A decepção do presidente Lula com a pouca presença de manifestantes na comemoração do 1º de Maio em São Paulo revela uma dificuldade nova para o PT. Lula atribuiu a falta de público à má organização do comício, feita pelos sindicatos de trabalhadores ligados ao partido. Não lhe passou pela cabeça que esta, como outras recentes manifestações petistas, teve pouco público porque os sindicatos já não conseguem mais arrebatar seus associados depois que a contribuição sindical obrigatória foi extinta e que as relações de trabalho se alteraram com a reforma trabalhista.
Quando a oposição dizia que os militantes petistas iam às manifestações por causa do sanduíche de mortadela que era distribuído, evidentemente tentava desmoralizá-los, retirando dos comícios e das passeatas o caráter ideológico marcante nas manifestações petistas nos tempos em que Lula era o líder popular máximo, com popularidade de ditador, na casa dos 80%. Só que, no caso de Lula, havia verdade naquelas medições, pois nos seus dois primeiros governos eram novidades as medidas sociais, como Bolsa Família, crédito consignado ou Luz para Todos.
Os escândalos do mensalão e do petrolão ajudaram a macular a imagem de Lula como líder popular intocável.
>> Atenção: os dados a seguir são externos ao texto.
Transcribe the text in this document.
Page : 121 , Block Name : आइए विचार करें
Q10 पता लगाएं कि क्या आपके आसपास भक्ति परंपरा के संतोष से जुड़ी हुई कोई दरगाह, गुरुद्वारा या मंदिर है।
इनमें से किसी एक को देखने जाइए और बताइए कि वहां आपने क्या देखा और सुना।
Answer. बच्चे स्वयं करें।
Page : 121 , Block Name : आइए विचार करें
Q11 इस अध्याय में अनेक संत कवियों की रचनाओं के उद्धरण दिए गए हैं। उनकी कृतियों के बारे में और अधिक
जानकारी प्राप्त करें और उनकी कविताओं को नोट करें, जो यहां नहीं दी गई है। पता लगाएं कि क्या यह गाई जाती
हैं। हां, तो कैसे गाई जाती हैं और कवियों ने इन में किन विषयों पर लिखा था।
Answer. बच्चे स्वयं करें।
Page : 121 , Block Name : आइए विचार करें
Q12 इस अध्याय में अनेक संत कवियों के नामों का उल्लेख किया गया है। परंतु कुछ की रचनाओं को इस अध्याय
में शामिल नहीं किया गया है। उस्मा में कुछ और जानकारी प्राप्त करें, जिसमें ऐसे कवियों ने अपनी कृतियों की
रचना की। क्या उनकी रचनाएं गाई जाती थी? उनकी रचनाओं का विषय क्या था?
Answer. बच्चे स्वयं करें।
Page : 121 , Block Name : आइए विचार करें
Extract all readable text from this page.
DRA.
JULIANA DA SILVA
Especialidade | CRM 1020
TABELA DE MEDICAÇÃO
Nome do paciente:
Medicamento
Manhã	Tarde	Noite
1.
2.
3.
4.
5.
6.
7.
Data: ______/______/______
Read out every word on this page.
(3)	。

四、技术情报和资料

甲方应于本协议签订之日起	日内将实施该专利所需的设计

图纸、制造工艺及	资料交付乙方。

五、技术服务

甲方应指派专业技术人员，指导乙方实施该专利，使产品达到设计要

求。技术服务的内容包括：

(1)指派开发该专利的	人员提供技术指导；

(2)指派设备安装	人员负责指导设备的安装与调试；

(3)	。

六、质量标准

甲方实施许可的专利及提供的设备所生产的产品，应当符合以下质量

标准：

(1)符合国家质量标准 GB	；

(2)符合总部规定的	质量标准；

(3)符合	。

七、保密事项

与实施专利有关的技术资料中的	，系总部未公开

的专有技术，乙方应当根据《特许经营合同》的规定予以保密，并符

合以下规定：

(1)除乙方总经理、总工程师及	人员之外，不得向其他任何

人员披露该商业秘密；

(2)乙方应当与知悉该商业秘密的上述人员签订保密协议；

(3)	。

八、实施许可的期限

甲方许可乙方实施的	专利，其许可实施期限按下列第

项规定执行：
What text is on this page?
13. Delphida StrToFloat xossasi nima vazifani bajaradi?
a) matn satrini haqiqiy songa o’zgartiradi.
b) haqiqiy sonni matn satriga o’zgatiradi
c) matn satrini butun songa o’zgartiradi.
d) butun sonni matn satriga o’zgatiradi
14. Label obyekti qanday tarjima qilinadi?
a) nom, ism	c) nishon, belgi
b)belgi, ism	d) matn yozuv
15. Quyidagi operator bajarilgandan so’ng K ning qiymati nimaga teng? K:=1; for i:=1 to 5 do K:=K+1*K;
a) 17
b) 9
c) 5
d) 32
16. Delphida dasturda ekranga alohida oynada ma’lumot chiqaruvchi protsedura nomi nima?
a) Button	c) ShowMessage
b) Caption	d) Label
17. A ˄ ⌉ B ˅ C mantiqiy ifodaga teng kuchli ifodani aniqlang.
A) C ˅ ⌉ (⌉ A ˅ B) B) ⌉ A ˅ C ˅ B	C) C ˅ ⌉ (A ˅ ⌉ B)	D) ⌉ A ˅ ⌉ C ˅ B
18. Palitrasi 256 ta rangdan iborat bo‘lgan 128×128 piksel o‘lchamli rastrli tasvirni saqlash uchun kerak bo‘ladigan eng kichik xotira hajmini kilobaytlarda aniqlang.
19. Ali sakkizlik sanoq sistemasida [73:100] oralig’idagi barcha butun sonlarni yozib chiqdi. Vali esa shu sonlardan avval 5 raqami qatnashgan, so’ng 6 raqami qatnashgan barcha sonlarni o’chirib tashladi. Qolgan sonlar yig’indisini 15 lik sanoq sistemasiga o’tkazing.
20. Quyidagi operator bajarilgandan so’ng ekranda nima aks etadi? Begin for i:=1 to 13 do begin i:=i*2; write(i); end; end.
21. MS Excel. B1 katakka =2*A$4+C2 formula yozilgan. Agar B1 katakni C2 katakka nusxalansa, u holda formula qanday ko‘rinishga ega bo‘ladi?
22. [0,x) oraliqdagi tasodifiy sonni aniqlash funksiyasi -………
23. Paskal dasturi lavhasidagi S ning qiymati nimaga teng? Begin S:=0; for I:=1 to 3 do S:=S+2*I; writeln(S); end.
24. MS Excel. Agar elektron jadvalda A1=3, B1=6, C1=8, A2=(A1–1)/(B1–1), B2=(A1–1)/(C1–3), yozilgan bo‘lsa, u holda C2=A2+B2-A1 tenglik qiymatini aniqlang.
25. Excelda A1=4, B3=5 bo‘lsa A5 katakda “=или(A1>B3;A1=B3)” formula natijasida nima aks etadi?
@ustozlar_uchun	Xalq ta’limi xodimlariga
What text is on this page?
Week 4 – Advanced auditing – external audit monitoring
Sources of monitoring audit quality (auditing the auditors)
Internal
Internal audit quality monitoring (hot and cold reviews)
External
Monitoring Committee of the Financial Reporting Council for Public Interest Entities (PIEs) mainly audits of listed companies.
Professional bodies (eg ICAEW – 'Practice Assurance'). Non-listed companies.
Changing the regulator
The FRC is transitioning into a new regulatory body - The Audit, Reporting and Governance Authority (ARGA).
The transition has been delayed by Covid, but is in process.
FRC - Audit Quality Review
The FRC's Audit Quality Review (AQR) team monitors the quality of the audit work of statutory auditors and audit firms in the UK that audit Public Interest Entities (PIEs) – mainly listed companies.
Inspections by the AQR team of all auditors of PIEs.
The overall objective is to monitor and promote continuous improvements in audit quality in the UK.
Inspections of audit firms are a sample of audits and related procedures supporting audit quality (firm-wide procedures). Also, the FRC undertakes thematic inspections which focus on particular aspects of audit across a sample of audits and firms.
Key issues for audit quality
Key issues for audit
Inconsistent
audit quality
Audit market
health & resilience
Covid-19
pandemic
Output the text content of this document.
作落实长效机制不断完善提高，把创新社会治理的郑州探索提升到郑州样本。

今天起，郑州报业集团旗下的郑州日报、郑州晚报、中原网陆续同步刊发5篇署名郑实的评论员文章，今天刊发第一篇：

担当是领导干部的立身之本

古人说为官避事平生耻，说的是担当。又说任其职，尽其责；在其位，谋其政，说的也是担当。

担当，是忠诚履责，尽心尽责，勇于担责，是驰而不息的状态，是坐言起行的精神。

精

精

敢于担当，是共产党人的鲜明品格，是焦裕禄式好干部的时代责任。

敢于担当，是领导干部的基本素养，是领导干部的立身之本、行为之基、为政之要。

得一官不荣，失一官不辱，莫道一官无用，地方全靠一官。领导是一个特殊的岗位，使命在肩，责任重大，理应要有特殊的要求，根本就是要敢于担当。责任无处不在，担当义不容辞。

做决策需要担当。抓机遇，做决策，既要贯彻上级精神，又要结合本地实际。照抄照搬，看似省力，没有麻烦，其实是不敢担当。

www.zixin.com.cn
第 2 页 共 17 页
O desastre dilmista corroeu boa parte da sua credibilidade. Sua eleição em 2022 deveu-se muito mais a questões políticas que à popularidade. Grande parte dos que lhe davam 80% de apoio nos anos de 2003 a 2010 passou para o outro lado, assumindo posição ideológica oposta, porque o PT não se adaptou às modernas maneiras de fazer política.
Desde o uso das redes sociais, hoje dominadas pela direita, até as novas maneiras de encarar as relações de trabalho. Exemplar desse distanciamento da nova realidade é a lei que tentou transformar os motoristas de aplicativos em trabalhadores CLT. O que foi anunciado como grande conquista dos trabalhadores foi mal recebido pela maioria dos motoristas, a ponto de Lula ontem ter tentado explicar que o governo não exige que os motoristas se filiem a sindicatos.
Os tempos mudaram, e esse é um exemplo claro do anacronismo da visão petista das relações trabalhistas. Os motoristas de hoje não precisam mais comprar carro ou pagar diária para os donos para trabalhar em táxis. Geralmente é um emprego provisório, à espera de alguma coisa melhor, de um empreendimento próprio ou como complementação salarial. Não querem saber de sindicatos em cima deles, muito menos de apoiar politicamente quem seus líderes apontam.
A frustração com o pouco comparecimento do público reflete uma ideia anacrônica de sindicalismo que ainda persiste e apoia Lula, mas não tem muita força no mercado de trabalho. Este 1º de Maio não foi como Lula gostaria. Do ponto de vista do bolso do trabalhador, o governo tem bons números para mostrar: o emprego aumentou, principalmente com carteira assinada, o salário médio cresceu no país. O ambiente para o trabalhador melhorou de maneira geral, mas essa melhoria ainda não é identificada pela população, porque o preço dos alimentos está muito alto, o que impede a mudança da sensação.
A situação mundial está conturbada, há pressões em vários setores da economia. O clima de embate político permanente também não ajuda a distensionar o ambiente, e a oposição explora essa insegurança nas redes sociais, expondo números contraditórios com os oficiais. Enquanto Lula se vangloriava de a taxa de desemprego ser de 7,9%, a menor de um primeiro trimestre em dez anos, a oposição destacava que, no quarto trimestre do ano passado, a taxa era de 7,4%.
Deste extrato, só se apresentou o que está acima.